Sports curses have been blamed on everything from goats and a player’s on-field blunder to unspoken building code violations. So putting Cincinnati’s sports problems on the scandalous escapades of the city’s biggest homegrown superstar seems completely reasonable. Or at least reasonable enough to be the cause of an alleged “curse.”
But there is hope. While local sports fans might feel particularly lonely right now (“Why does this only happen to us!?”), the sports curse is a global phenomenon. Cincinnati is far from alone in the entire-city curse, and many of those cities have seen them reversed in recent years. Cleveland and Houston ended their championship droughts in 2016 and 2017, respectively. Philadelphia’s curse — the city’s teams hadn’t won a championship since the 76ers swept the NBA Finals in 1983 — was alleged to be the curse of William Penn. Fans believed that when a verbal agreement to not construct any buildings higher than the statute of Penn atop city hall was broken in 1987, the curse kicked in. But the Eagles broke the curse with this year’s Super Bowl.
Surely you’re asking yourself — what can Cincinnati do to see our sports curse reversed? It hard to say, definitively, as the media and fans seem to forget about curses once they are broken, so finding the flashpoint for the breaking is difficult. And since logical solutions like fans cheering louder and me not sending that text are not working, it’s anyone’s guess. But here are a few suggestions. Having seen several movies about curses and hexes and magic in my life (Big, The Craft, Leprechaun 3), I am an expert on the topic, so one or a combination of these will definitely work.
• Some sort of statement or gesture from Pete Rose himself. Is Pete Rose a man-witch? In his anger and frustration over the lifetime ban from baseball and its hall of fame, did Pete put a hex on Cincinnati sports? Can he reverse it? I bet for $100 he’d be willing to write on a baseball, “I take back my 1991 curse of Cincinnati sports teams.” Keep an eye out for his next autograph signing. If enough of us do that, it should do the trick.
• Get Pete Rose into the Hall of Fame. If a campaign can be devised to get Donald Trump elected to the highest office in the land, with the help of some evil geniuses, getting Pete into the Hall can’t be that hard, right? Let’s rig Facebook or get some help from Russian operatives to put serious pressure on the Hall of Fame’s members and the baseball writers who elect them.
• A tasteful sacrifice. Do not try to hurt Pete Rose! Despite his faults, many Cincinnatians love him and want what’s best for him. So instead, perhaps some sort of other sacrifice would unlock the curse. Burning effigies has monstrous connotations — as do en-masse bonfire burnings — so maybe it could be something as simple as breaking an item of Rose memorabilia, forsaking its questionable future value for the sake of Cincinnati sports as a whole. A sacrifice to the sports gods.
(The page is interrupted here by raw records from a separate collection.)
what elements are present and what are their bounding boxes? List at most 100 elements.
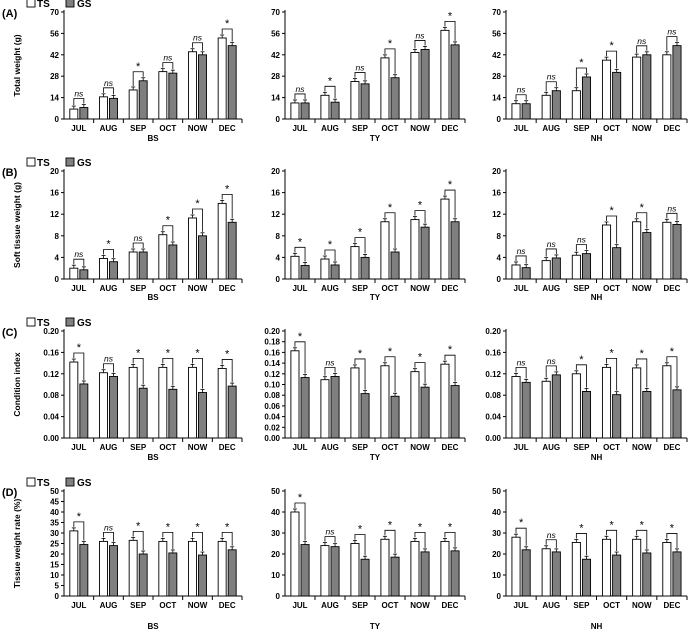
panel-label: (A)	[2, 8, 18, 20]
significance-bracket	[324, 249, 336, 261]
site-label: NH	[591, 622, 603, 631]
bar-ts-jul	[290, 102, 300, 120]
bar-gs-oct	[612, 247, 622, 280]
x-tick-label-sep: SEP	[573, 284, 590, 293]
site-label: TY	[370, 453, 381, 462]
x-tick-label-oct: OCT	[382, 601, 399, 610]
significance-label: *	[136, 61, 141, 73]
bar-ts-jul	[511, 376, 521, 439]
significance-label: ns	[163, 53, 173, 63]
x-tick-label-sep: SEP	[352, 124, 369, 133]
significance-label: *	[579, 522, 584, 534]
panel-label: (D)	[2, 487, 18, 499]
y-tick-label: 0.12	[264, 370, 280, 379]
y-tick-label: 56	[492, 29, 501, 38]
bar-ts-sep	[571, 90, 581, 120]
chart-panel-2-ty: 0 4 8 12 16 20 * JUL * AUG * SEP * OCT * NOW * DEC TY	[271, 167, 466, 302]
significance-bracket	[73, 98, 85, 106]
x-tick-label-sep: SEP	[130, 124, 147, 133]
bar-ts-sep	[128, 251, 138, 280]
bar-gs-dec	[672, 224, 682, 280]
x-tick-label-oct: OCT	[159, 601, 176, 610]
significance-label: ns	[193, 33, 203, 43]
significance-label: *	[166, 215, 171, 227]
chart-panel-1-ty: 0 14 28 42 56 70 ns JUL * AUG ns SEP * OCT ns NOW * DEC TY	[271, 8, 466, 143]
y-tick-label: 20	[50, 550, 59, 559]
significance-label: *	[328, 239, 333, 251]
bar-gs-aug	[330, 264, 340, 280]
bar-gs-jul	[300, 102, 310, 120]
legend-label-gs: GS	[77, 478, 92, 489]
significance-label: ns	[547, 72, 557, 82]
bar-gs-oct	[168, 552, 178, 597]
legend-swatch-ts	[26, 317, 36, 327]
significance-label: *	[388, 519, 393, 531]
significance-label: ns	[637, 36, 647, 46]
bar-gs-sep	[360, 558, 370, 597]
bar-ts-now	[188, 366, 197, 439]
y-tick-label: 0.08	[43, 391, 59, 400]
bar-gs-now	[198, 54, 207, 120]
significance-bracket	[666, 36, 678, 51]
x-tick-label-aug: AUG	[100, 601, 118, 610]
y-tick-label: 70	[271, 8, 280, 17]
y-tick-label: 15	[50, 561, 59, 570]
significance-bracket	[73, 352, 85, 380]
legend: TS GS	[26, 157, 92, 169]
x-tick-label-dec: DEC	[219, 124, 236, 133]
significance-bracket	[132, 357, 144, 385]
x-tick-label-now: NOW	[410, 124, 430, 133]
bar-gs-oct	[168, 244, 178, 280]
y-tick-label: 30	[492, 529, 501, 538]
bar-gs-oct	[612, 71, 622, 120]
significance-bracket	[103, 87, 114, 95]
x-tick-label-now: NOW	[410, 601, 430, 610]
x-tick-label-oct: OCT	[382, 124, 399, 133]
significance-bracket	[384, 529, 396, 554]
y-tick-label: 42	[50, 51, 59, 60]
bar-ts-dec	[217, 540, 227, 597]
y-tick-label: 20	[492, 167, 501, 176]
x-tick-label-oct: OCT	[603, 124, 620, 133]
y-tick-label: 10	[492, 571, 501, 580]
y-tick-label: 50	[271, 487, 280, 496]
bar-gs-sep	[581, 76, 592, 120]
y-tick-label: 20	[50, 167, 59, 176]
bar-gs-dec	[450, 221, 460, 280]
significance-bracket	[192, 357, 203, 389]
x-tick-label-dec: DEC	[442, 284, 459, 293]
x-tick-label-dec: DEC	[663, 443, 680, 452]
x-tick-label-aug: AUG	[542, 124, 560, 133]
bar-ts-aug	[541, 260, 551, 280]
x-tick-label-jul: JUL	[71, 601, 86, 610]
significance-label: *	[579, 57, 584, 69]
significance-label: *	[640, 202, 645, 214]
y-tick-label: 0.04	[43, 413, 59, 422]
x-tick-label-now: NOW	[632, 601, 652, 610]
x-tick-label-jul: JUL	[514, 443, 529, 452]
significance-bracket	[636, 212, 648, 229]
significance-bracket	[575, 244, 587, 252]
bar-ts-dec	[440, 363, 450, 439]
significance-label: *	[519, 517, 524, 529]
chart-panel-2-nh: 0 4 8 12 16 20 ns JUL ns AUG ns SEP * OCT * NOW ns DEC NH	[492, 167, 688, 302]
y-tick-label: 0.14	[264, 359, 280, 368]
y-tick-label: 0.18	[264, 338, 280, 347]
y-tick-label: 0	[55, 592, 60, 601]
y-tick-label: 16	[50, 189, 59, 198]
significance-bracket	[384, 212, 396, 248]
bar-ts-jul	[69, 267, 79, 280]
significance-label: ns	[326, 527, 336, 537]
bar-ts-oct	[380, 538, 390, 597]
significance-label: *	[195, 198, 200, 210]
significance-bracket	[606, 529, 618, 552]
significance-label: *	[448, 344, 453, 356]
legend: TS GS	[26, 477, 92, 489]
legend: TS GS	[26, 0, 92, 10]
y-axis-title: Tissue weight rate (%)	[12, 499, 22, 589]
significance-bracket	[606, 50, 618, 69]
bar-ts-now	[410, 540, 420, 597]
y-tick-label: 12	[271, 210, 280, 219]
bar-ts-sep	[128, 539, 138, 597]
Rip out a few pages of My Prison Without Bars. Put a very moist beverage on that cardboard coaster you got Pete to sign at his Perkins-style restaurant back in the day. Get Chris Sabo to sign his name overtop of Pete’s on that autographed baseball you paid $100 for. Let’s pick a day and everyone do it all at once — Feb. 4 might work. Or Jan. 4 (aka 1/4, for Pete’s jersey number)?
• A sports-wide acknowledgement of the curse. On Opening Day, at the first Bengals game of 2018, at the start of next year’s college basketball season and maybe even when/if FC Cincinnati gets their new soccer stadium built, every team should have a “Reverse the Pete Rose Curse Day.” Make some t-shirts. Shoot them into the crowd. Hold a ceremony. Invite Pete to all of the ceremonies. Let the crowds chant “PEEEEEEETE,” followed by “STTTOOOPPPPP IIIIITTTT.” Bam — no more curse. (Maybe?)
• Ride it out. Besides arguing on sports talk radio and quietly crying in bed at night, no one did anything to break the curses in Cleveland or Philadelphia. Baseball season starts soon. The Bengals 2018 campaign begins in about seven months. And we’re about 365 days from the start of the 2019 NCAA basketball tournament. Just hold tight. Maybe this calling-out of the Pete Rose curse will finally put an end to it. Fingers crossed.